Google Scholar belatedly alerts me a 2014 article in which two philosophers of education seek to distinguish investigative journalism from university-sponsored community research. They suggest it makes sense to require IRB oversight of the latter but not the former, but their arguments rest on factually doubtful claims of uncertain relevance, and they fail to show that IRB oversight makes sense for either type of research.
[Anne Newman and Ronald David Glass, “Comparing Ethical and Epistemic Standards for Investigative Journalists and Equity-Oriented Collaborative Community-Based Researchers: Why Working for a University Matters,” Journal of Higher Education 85, no. 3 (2014): 283–311, doi:10.1353/jhe.2014.0013.]
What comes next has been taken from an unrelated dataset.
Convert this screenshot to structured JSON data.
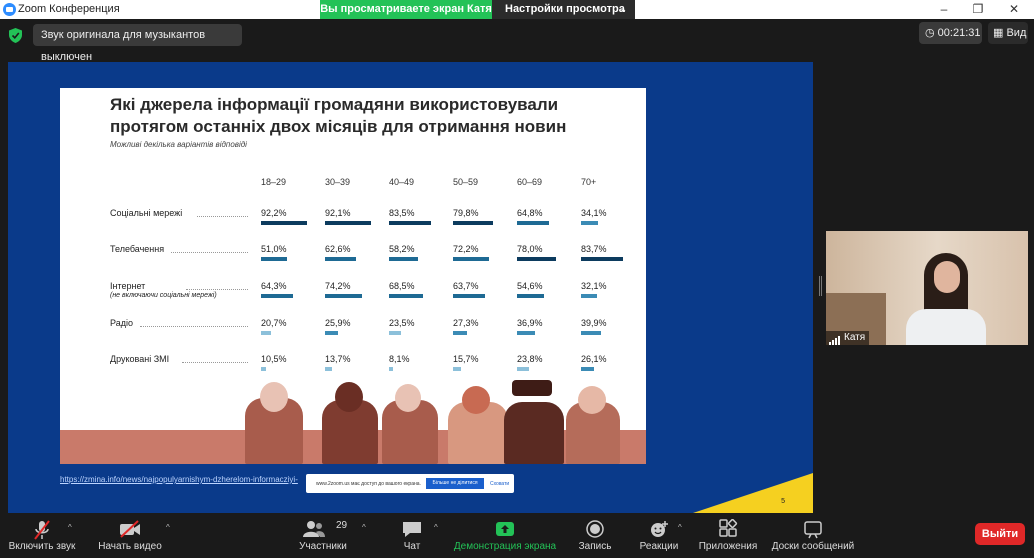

As noted on this blog, many IRB apologists are sufficiently steeped in American traditions of freedom of the press to avoid calling for IRB oversight of journalism. Some, like James Weinstein, try to distinguish the two by disparaging social science as focusing on “subjects not of public concern.” Others, like Martin Meeker, take the opposite stance, suggesting that journalism is too full of “blatant bias and even hyperbole” to be taken seriously.
Though they don’t cite Meeker, Newman and Glass follow his line and attack Weinstein, arguing that equity-oriented collaborative community-based research (EOCCBR) does indeed address “policy issues that are undoubtedly matters of public concern (e.g., drinking water contamination, mentoring programs for parolees, civic engagement of low-income racialized youth).” How then, can they justify prior restraint?
Silly Claim 1: Reporters Don’t Disclose Methodology
Newman and Glass’s article is long and somewhat rambling, so I’m not sure how many distinctions they hope to draw between university research and journalism.